Accessory cell function of liver granuloma macrophages of Schistosoma mansoni-infected mice

In murine schistosomiasis mansoni, the inflammatory macrophage comprises 30% of the granuloma which forms around parasite eggs in the tissue. These granuloma macrophages (GR-Mφ) displayed dense Fc and C3 receptors, and about 50% expressed H-2I region-encoded determinants (Ia antigens). These GR-Mφ were able to effectively reconstitute the burro erythrocyte-specific immunoglobulin M and G antibody response of primed macrophage-depleted spleen cells.

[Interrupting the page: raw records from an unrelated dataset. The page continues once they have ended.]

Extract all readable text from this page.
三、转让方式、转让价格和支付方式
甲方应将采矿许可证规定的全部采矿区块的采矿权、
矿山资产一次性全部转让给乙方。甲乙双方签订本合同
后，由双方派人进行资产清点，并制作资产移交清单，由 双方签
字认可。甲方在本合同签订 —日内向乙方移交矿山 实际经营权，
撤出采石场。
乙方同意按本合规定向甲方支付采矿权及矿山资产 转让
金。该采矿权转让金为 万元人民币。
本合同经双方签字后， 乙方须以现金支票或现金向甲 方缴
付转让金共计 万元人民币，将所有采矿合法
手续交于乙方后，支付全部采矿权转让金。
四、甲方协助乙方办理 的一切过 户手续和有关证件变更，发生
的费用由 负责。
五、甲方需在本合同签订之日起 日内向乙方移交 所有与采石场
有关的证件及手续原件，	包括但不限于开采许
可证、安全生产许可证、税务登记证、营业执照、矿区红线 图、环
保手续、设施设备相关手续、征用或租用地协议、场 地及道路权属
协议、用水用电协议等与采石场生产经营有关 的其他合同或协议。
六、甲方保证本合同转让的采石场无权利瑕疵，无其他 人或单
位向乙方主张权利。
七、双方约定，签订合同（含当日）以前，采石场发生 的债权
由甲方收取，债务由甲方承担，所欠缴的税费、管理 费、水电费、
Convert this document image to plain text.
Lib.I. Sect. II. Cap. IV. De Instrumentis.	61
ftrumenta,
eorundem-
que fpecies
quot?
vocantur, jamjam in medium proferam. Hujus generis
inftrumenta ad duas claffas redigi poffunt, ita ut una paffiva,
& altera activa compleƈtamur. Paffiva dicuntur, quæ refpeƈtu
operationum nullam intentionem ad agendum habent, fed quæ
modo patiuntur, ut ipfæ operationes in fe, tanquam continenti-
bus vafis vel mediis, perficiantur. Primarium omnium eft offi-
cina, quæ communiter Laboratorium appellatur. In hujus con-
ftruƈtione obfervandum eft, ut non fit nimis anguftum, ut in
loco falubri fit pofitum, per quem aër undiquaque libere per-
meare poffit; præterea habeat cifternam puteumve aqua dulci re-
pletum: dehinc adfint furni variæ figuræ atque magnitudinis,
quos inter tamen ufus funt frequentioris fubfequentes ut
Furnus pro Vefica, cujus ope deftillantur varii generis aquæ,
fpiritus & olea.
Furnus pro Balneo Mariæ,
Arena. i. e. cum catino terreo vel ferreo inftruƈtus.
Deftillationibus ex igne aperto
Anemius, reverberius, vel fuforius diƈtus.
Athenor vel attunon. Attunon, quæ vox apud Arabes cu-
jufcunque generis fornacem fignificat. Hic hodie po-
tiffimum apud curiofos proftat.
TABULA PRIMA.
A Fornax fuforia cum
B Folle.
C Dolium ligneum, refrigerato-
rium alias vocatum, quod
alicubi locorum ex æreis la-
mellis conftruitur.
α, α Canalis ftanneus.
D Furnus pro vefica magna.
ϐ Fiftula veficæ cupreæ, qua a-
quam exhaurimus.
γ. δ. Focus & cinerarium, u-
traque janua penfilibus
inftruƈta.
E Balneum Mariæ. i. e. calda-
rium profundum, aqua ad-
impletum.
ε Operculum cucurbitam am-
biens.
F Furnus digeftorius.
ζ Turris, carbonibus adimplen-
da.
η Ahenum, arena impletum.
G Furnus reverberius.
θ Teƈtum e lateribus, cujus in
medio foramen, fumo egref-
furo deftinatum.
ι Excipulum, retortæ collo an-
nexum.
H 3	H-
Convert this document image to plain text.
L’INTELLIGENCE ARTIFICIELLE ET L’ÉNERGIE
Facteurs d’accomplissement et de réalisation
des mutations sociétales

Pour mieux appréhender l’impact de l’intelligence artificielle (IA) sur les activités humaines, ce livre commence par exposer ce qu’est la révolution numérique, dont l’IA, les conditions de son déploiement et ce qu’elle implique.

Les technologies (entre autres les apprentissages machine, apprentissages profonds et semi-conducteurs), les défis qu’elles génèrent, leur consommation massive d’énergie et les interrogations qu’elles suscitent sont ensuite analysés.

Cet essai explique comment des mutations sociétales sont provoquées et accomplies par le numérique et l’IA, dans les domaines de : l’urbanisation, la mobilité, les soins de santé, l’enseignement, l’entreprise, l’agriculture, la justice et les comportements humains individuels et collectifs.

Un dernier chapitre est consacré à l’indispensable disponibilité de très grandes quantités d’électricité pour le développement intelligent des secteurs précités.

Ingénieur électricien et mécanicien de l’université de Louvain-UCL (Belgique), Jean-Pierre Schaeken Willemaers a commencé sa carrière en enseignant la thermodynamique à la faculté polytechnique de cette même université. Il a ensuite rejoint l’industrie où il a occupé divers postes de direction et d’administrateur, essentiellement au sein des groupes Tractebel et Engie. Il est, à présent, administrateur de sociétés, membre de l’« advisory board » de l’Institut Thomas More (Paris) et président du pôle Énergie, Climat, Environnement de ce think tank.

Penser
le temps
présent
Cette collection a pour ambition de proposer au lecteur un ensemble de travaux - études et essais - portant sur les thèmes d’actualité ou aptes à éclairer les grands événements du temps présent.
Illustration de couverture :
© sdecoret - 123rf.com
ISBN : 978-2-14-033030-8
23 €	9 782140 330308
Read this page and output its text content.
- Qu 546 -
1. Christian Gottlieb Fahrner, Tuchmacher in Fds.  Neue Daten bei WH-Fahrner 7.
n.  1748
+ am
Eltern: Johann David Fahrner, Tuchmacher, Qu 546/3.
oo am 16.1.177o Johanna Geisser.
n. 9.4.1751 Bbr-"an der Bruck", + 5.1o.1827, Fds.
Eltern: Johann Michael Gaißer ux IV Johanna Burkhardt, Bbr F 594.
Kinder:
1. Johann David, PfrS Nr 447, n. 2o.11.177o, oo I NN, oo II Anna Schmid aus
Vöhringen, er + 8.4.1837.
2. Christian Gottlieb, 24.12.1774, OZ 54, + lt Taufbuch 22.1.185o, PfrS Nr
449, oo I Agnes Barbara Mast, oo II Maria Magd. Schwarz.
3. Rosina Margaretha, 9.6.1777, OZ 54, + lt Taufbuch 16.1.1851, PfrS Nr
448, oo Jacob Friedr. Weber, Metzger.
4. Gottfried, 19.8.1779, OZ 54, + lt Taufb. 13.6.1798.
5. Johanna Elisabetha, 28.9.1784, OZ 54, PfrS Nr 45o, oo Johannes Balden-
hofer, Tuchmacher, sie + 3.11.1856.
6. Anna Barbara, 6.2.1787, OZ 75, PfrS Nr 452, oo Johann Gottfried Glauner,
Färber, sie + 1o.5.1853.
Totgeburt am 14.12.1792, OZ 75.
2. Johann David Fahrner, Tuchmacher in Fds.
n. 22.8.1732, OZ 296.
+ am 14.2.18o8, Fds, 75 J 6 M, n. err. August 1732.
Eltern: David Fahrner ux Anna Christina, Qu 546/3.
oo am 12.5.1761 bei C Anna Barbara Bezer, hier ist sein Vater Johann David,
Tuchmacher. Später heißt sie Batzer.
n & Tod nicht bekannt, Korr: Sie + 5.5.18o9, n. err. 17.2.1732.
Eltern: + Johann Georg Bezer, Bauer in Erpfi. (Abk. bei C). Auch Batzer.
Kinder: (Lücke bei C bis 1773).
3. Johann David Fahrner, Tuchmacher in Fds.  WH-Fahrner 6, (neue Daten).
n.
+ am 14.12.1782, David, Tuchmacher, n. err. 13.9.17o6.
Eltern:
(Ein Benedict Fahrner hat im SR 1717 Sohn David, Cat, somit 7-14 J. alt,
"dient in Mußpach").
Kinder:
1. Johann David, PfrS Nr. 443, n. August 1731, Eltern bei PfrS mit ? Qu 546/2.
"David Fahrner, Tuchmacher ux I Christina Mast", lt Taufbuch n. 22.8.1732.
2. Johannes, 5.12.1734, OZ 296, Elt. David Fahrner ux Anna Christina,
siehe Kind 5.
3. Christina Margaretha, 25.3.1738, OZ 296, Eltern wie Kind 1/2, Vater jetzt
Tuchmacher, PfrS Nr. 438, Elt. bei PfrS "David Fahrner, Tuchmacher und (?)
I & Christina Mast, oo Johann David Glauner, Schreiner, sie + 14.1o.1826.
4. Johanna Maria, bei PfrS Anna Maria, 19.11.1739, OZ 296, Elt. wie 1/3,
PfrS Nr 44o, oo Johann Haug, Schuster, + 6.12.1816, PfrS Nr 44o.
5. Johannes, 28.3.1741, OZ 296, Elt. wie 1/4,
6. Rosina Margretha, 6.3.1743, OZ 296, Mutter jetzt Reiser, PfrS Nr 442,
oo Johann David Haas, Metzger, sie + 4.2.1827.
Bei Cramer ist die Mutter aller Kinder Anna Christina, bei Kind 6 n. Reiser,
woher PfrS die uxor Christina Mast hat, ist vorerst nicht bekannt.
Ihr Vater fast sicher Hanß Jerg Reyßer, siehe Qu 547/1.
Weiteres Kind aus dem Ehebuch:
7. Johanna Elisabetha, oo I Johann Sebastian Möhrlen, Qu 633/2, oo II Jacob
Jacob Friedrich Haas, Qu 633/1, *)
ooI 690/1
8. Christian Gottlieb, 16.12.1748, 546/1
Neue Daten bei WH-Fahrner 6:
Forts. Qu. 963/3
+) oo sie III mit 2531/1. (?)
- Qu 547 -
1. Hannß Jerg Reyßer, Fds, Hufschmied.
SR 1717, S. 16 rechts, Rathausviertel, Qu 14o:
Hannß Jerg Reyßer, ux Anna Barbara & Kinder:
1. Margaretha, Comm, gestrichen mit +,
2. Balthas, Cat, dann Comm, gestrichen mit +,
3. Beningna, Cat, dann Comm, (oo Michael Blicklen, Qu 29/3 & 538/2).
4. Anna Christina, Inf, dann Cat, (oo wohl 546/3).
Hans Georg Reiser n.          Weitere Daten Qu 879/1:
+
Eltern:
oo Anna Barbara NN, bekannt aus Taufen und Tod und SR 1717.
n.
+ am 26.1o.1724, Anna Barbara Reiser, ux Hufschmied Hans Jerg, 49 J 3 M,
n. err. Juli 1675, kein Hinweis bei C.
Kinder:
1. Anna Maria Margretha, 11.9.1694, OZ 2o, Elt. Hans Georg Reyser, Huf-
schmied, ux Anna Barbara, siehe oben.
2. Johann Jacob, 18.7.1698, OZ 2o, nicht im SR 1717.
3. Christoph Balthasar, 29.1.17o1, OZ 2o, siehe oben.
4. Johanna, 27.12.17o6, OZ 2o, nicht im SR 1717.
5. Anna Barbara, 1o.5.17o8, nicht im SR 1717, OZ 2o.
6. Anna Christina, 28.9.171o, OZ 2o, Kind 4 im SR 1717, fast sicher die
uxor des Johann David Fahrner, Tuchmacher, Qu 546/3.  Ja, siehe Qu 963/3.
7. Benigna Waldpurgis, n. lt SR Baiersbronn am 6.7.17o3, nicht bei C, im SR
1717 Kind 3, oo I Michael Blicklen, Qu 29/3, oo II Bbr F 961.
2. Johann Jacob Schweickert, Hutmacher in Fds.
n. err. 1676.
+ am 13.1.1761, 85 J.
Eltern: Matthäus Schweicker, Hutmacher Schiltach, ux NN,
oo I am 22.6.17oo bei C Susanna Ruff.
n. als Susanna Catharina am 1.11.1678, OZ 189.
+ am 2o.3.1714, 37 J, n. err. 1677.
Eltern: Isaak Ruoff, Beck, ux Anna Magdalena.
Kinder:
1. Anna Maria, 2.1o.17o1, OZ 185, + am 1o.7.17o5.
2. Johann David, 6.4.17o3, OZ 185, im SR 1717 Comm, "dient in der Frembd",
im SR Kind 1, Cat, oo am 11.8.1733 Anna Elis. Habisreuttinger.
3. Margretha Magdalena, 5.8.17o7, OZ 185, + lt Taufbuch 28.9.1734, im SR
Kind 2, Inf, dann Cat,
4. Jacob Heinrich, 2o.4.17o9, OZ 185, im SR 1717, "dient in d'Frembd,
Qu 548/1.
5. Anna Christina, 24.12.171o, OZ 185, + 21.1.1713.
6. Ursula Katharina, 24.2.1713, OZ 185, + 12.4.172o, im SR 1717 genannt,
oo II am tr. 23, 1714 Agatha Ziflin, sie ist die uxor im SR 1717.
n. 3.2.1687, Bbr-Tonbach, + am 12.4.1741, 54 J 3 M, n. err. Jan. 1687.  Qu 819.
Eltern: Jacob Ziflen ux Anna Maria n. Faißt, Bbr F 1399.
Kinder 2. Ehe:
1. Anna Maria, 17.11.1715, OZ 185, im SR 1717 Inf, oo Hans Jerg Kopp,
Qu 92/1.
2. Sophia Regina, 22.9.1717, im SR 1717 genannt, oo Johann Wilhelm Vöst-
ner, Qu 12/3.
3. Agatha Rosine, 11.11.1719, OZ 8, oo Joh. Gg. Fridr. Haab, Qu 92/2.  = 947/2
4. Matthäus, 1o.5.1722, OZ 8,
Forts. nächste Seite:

However, in contrast to splenic macrophages, GR-Mφ gave only minimal reconstitution of the primary immunoglobulin M response. The reconstitution of the T-cell proliferative response to L-glutamic⁶⁰-L-alanine³⁰-L-tryrosine¹⁰, and antigen under Ir gene control, was also observed when GR-Mφ were added to purified lymph node T-cells. The addition of a monoclonal antibody recognizing a determinant on the Ia complex effectively blocked L-glutamic⁶⁰-L-alanine³⁰-L-tyrosine¹⁰ presentation by GR-Mφ. These studies demonstrated that inflammatory GR-Mφ could function as antigen-presenting cells and that this accessory function was mediated by H-2I region gene products.